Bila kita baca arti di atas, terjadi keragaman arti dari para ustadz fikih mengenai standar syuhrah wal istifādhah mengenai nasab seseorang. Ada nan cukup satu, ada nan mensyaratkan dua orang, ada juga nan mensyaratkan lebih.

Kedua, sejak kapan nasab Bā ‘Alawī tercatat sudah syuhrah wal istifādhah?

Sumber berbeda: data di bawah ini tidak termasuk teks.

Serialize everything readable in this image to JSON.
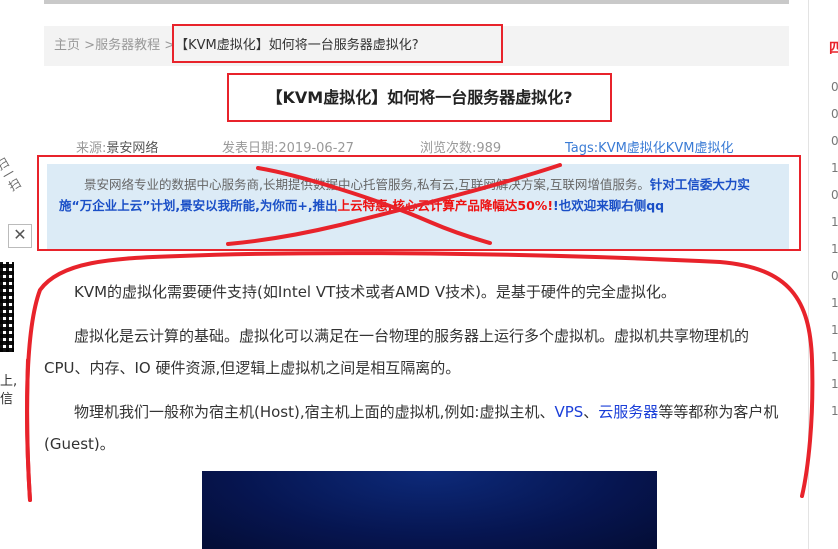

Sekalipun al-Shillī, seperti dikatakan Lora Kholili, menginformasikan tetap ada nan meragukan nasab Bā ‘Alawī pada abad ke-11 H/17 M, tapi jauh sebelum itu al-Janadī (w. 732 H/1331 M) dalam al-Sulūk fī Thabaqāt al-‘Ulamā wal Mulūk dan al-Khazraji dalam al-‘Iqd al-Fākhir atau Thirāz al-Zaman (w. 812 H/1409 M).

Saya coba baca berulang kali dua kitab tersebut, saya memiliki konklusi bahwa telah ada pembedaan dari para sejarawan Yaman untuk nisbat ‘Alawī dan Bā ‘Alawī. Andai para sejarawan itu menyebutkan Bā ‘Alawī, maka nan dimaksud adalah klan circle of relatives Nabi nan bernasab pada Alawī bin ‘Abd Allāh bin Ahmad nan tinggal di Hadramaut. Tapi, andai nan disebut al-‘Alawī ini dapat keturunan Nabi, dapat bukan.

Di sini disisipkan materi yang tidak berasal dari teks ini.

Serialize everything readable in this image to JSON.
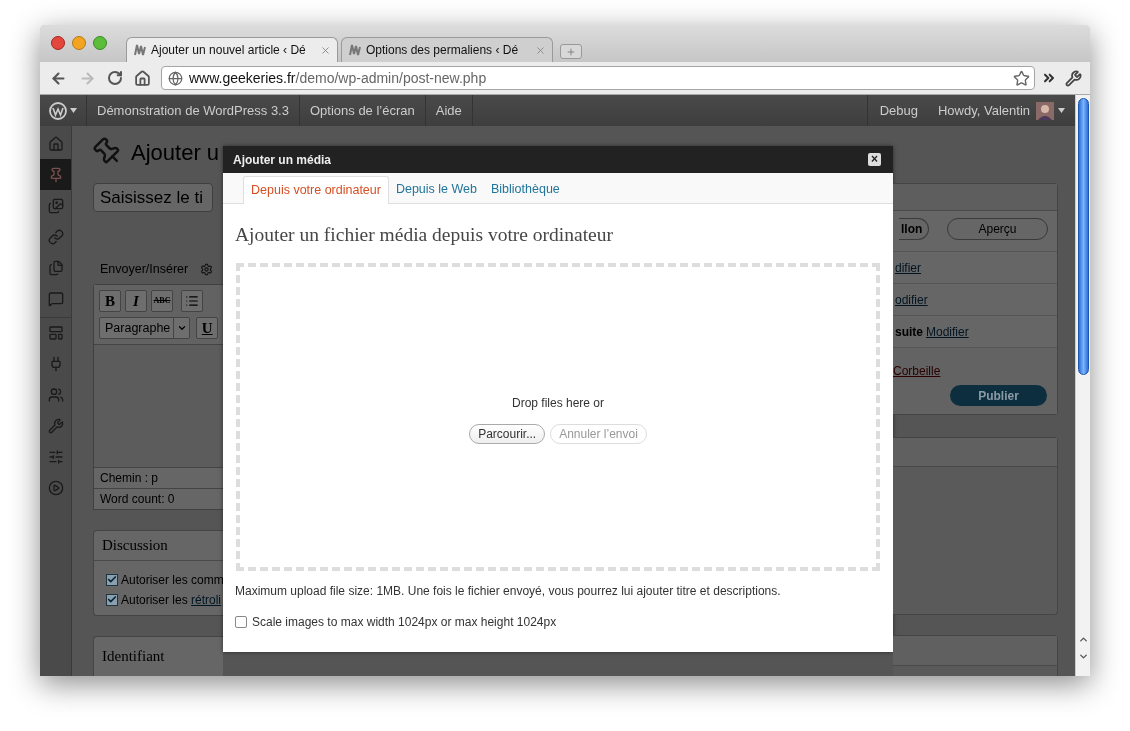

Contoh nan bernisbat al-‘Alawī di Yaman, tapi bukan keturunan Nabi adalah Abu Isḥāq Ibrahim bin ‘Umar bin ‘Alī bin ‘Umar bin Muhammad bin Abi Bakar al-‘Alawi dan Abu Hafsh Umar bin Ali al-‘Alawi (w. 650).

Genealogi keduanya bersambung pada Ali bin Rasyid ibn Bulan bin Saharah bin Ghalib bin Abdullah bin ‘Akk dari kabilah ‘Akk di Tihāmah Yaman.   

Al-Khazraji (juz 3, hlm 1486-1488) sendiri saat mereportase nama-nama orang nan nasabnya tetap bersambung kepada Rasulullah dan masyhur itu dicatat secara lengkap. Di antara contohnya adalah nasab Abu al-Ḥasan ‘Alī bin Jadīd. Saat menjelaskan sosok ini, dia mengaitkannya dengan Bā ‘Alawī.  

Jadi, nasab Bā ‘Alawī sudah tercatat syuhrah wal istifādhah sejak abad ke-8 H/14 M. Al-Syāthirī dalam al-Mu‘jam al-Lathīf (h. 41) malah menyebutkan bahwa klan ini baru masyhur setelah abad ke-8 H.

وأعلام القبائل العلوية سواء كانت بالأسماء أوبالألقاب أو بالكنى لم تشتهر ولم تنتشر إلا بعد تكاثرها وذلك بعد القرن الثامن الهجري لأنهم لم ينتشروا إلا فيما بعد.

Nama-nama kabilah ‘Alawī (Bā ‘Alawī), baik nama correct title, lakab, ataupun kunyah itu belum masyhur dan tersebar selain setelah menjadi banyak sekali. Hal ini terjadi setelah abad ke-8 H lantaran mereka belum menyebar selain setelah abad itu.

Jadi, marga-marga Bā ‘Alawi, seperti al-Muḥdhār, al-Saqqāf (Assegaf), dan lainnya itu memang dikenal belakangan.